Walk the walk
„Przed laty, jak jeździłam do Nowego Jorku, to ten Nowy Jork mnie do pionu stawiał. Tam chodziły te dziewczyny, miały jasnobeżowe albo białe kaszmirowe płaszcze – Nowy Jork uchodzi za brudne miasto (...) – i chodziły w takich pończochach, i one miały szwy jeszcze – to te szwy (...) z tyłu były taaak naciągnięte. A te buty to nie miały obcasika, ani, ani zdartego, ani na tyle... I szły – te jasne, obcięte włosy, co to każdy osobno latał (...) A ja sobie myślę: "O Boże, a dokąd one idą? A co one robią?" Każdy zmierzał w jakimś celu. Bo u nas tak somnambulicznie chodzą ludzie na ulicy, rzadko kto idzie z celem.” – Beata Tyszkiewicz, [źródło]
***
Pamiętam, jak kiedyś, kilkanaście lat temu, minęłam na ulicy dziewczynę idącą właśnie tak. Musiało to na mnie zrobić duże wrażenie, bo do tej pory dokładnie pamiętam, jak była ubrana: rozpięty beżowy trencz, czarna spódnica i bluzka, wisior na łańcuszku, idealny koński ogon.

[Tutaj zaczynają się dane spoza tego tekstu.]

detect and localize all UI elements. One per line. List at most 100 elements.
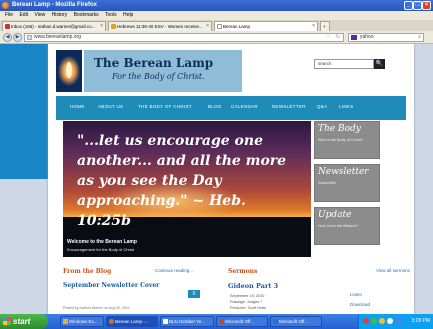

Przede wszystkim jednak pamiętam jej uśmiech i bijącą od niej energię, tajemnicę, jakby była gwiazdą teledysku.
Wtedy nazwałam ją w myślach dziewczyną z piosenki Rammstein, a dziś moja ukochana muzyka do chodzenia z celem jest taka:
Zadanie na ten tydzień: chociaż przez chwilę każdego dnia iść tak, jakbym szła w ekscytujące miejsce, gdzie chcę być, jakbym chciała przekazać postawą i chodem, że jestem kowalem własnego losu.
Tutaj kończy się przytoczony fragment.